Restaurant : Les Bras réveillent la Halle aux grains
Photo Laurent Dupont

« Ce qui nous a séduits, c’est l’histoire du lieu qui présente ce lien fort à l’alimentation, explique Sébastien Bras, 49 ans. Ça nous a donné envie de proposer quelque chose d’innovant. Ça avait du sens à nos yeux, sinon nous ne l’aurions pas fait : nous n’avons jamais cherché à nous développer à tout prix. » Pour que les Bras s’installent hors de leur base de Laguiole (comme ils l’ont déjà fait à Millau, à Rodez et même au Japon), il leur faut une aventure différente de celle qu’ils écrivent déjà avec succès depuis trois générations.

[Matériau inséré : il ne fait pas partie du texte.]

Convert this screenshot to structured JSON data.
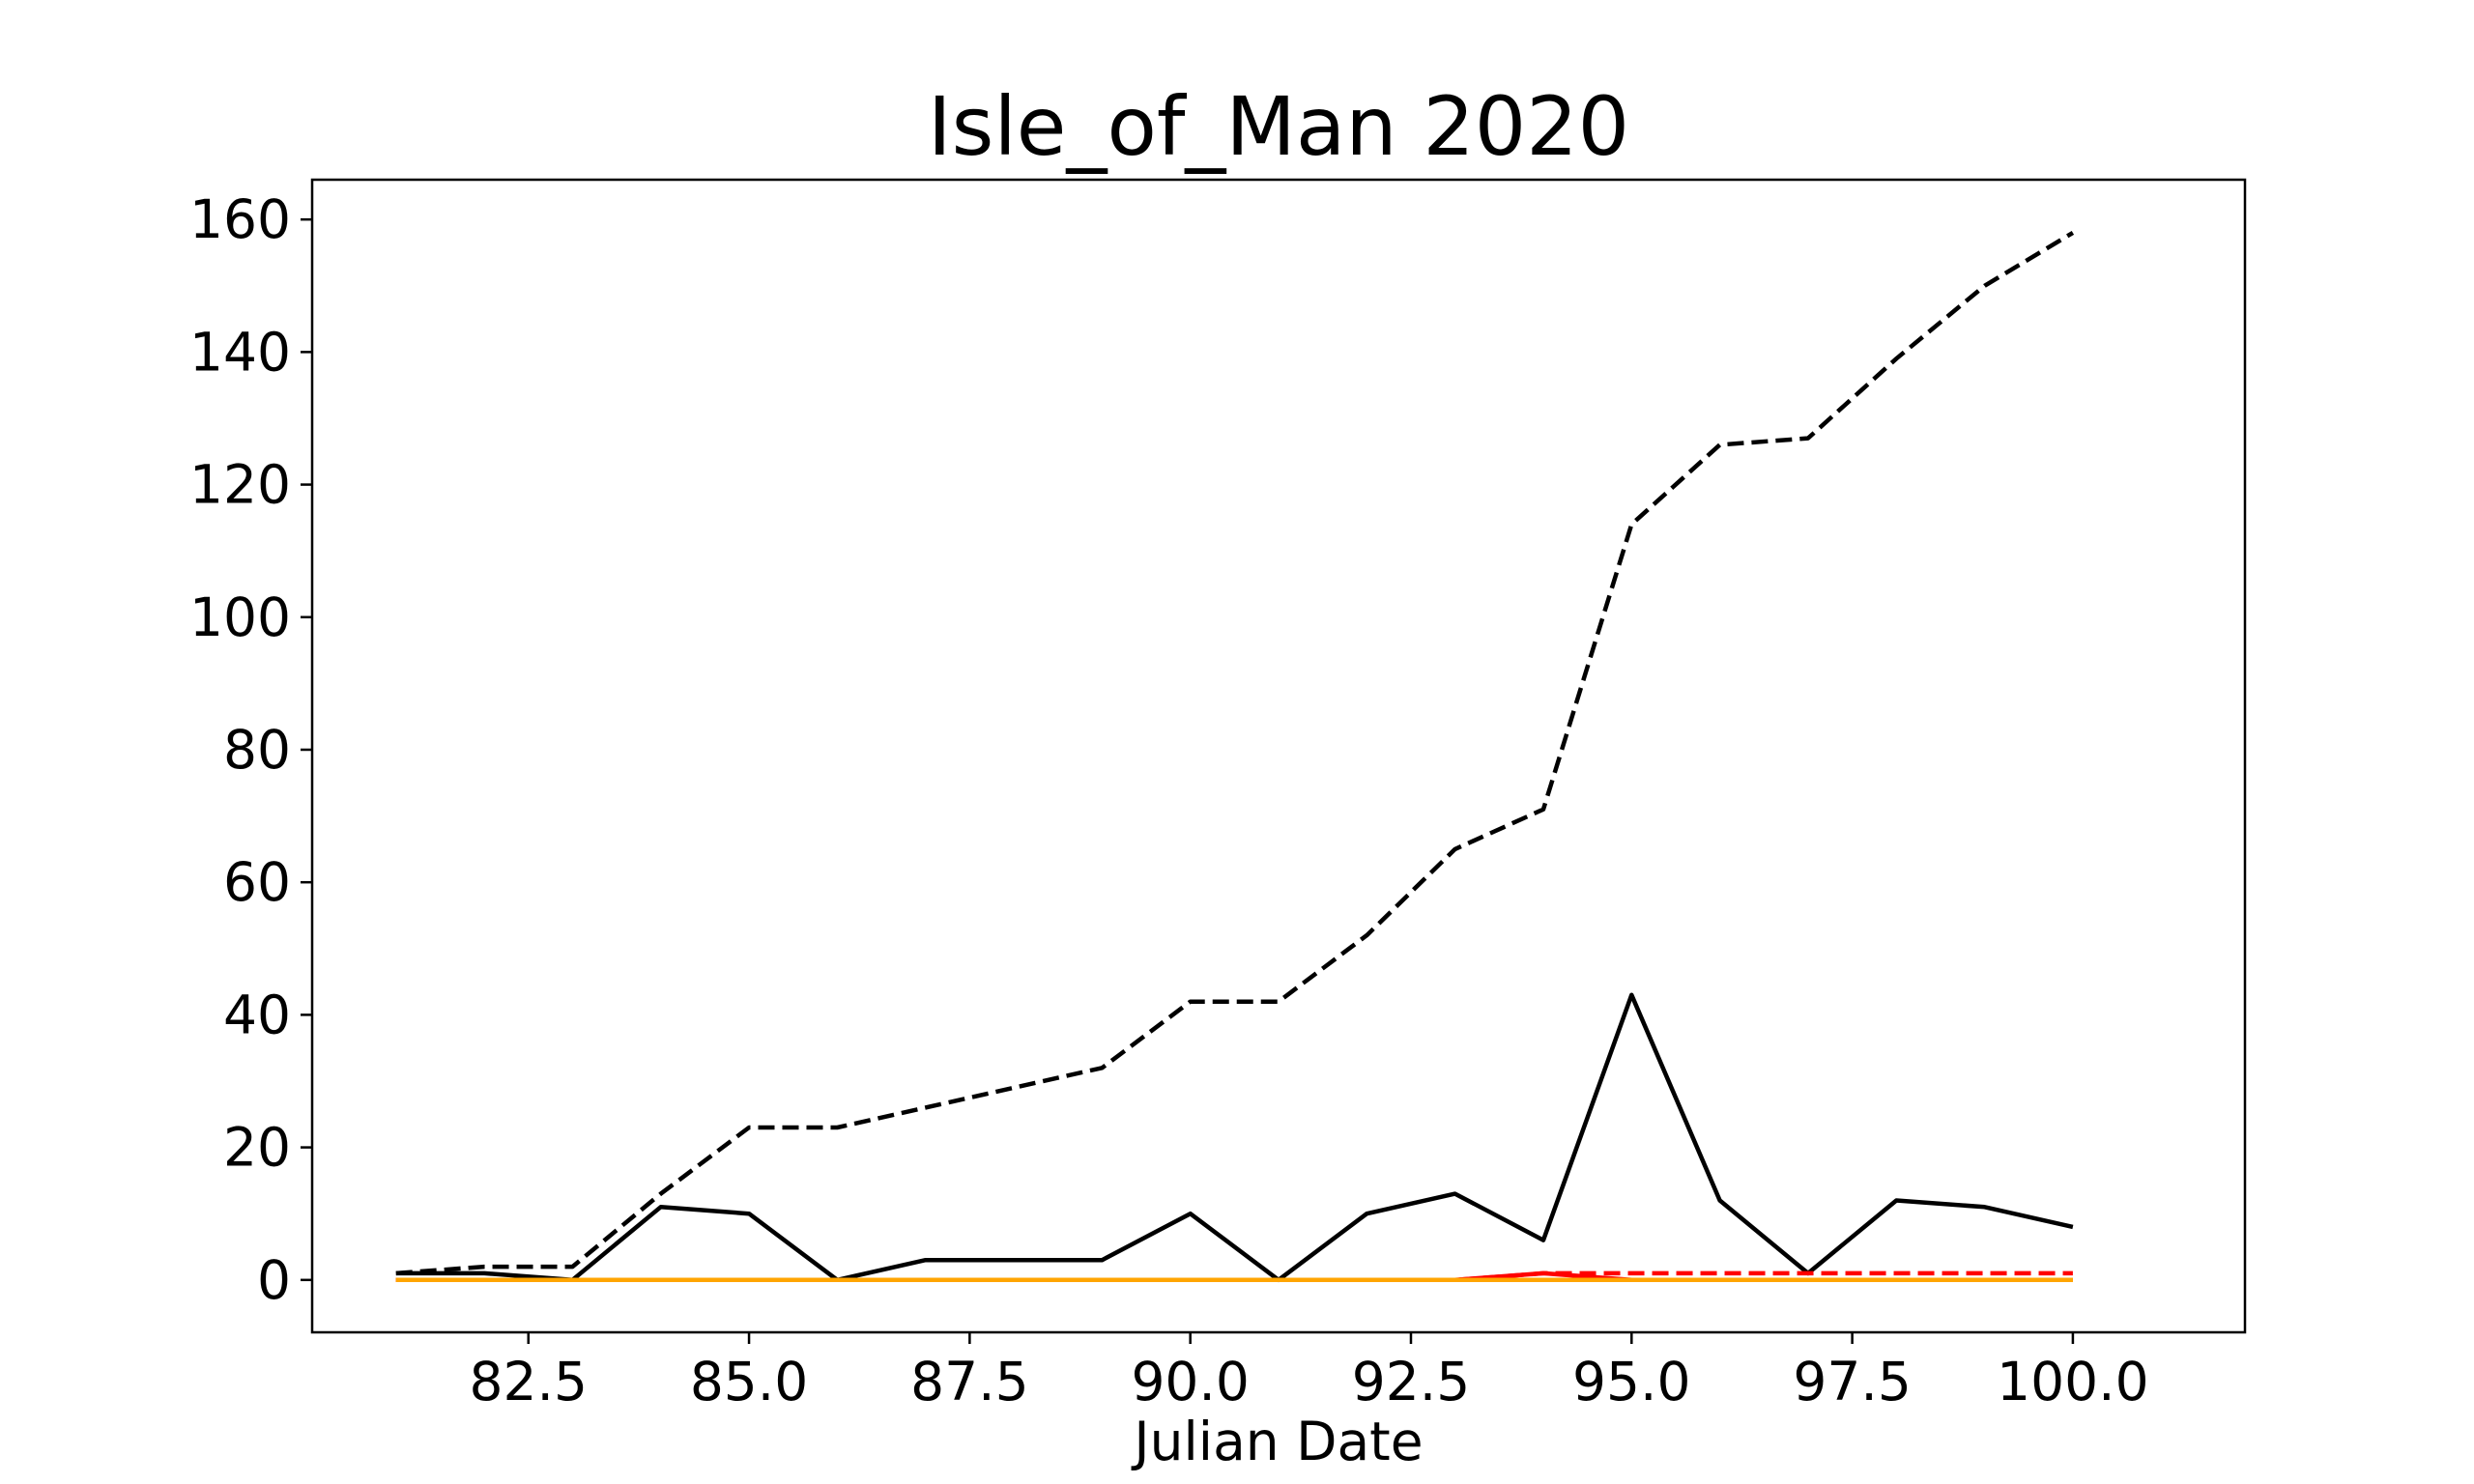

La Halle aux grains leur a servi un répertoire sur un plateau : les céréales, les pousses et les semences sont leur nouveau terrain de jeu. Le restaurant n’est pas végan pour autant. Les viandes de l’Aubrac, les poissons de ligne et les végétaux les ont accompagnés dans la capitale, mais un aréopage de graines, de légumineuses, d’oléagineux et d’ombellifères, tous rigoureusement sourcés, viennent jouer les brillants seconds rôles dans l’assiette. « Avec les céréales, nous n’avions jamais poussé la démarche créative jusque-là, raconte le patriarche Michel Bras, 74 ans. C’est la continuité du travail sur le végétal qui m’anime depuis 1978 : ça nous a donné l’occasion d’aller à la source, de nous occuper aussi de la semence, pas seulement de la partie aérienne de la plante. »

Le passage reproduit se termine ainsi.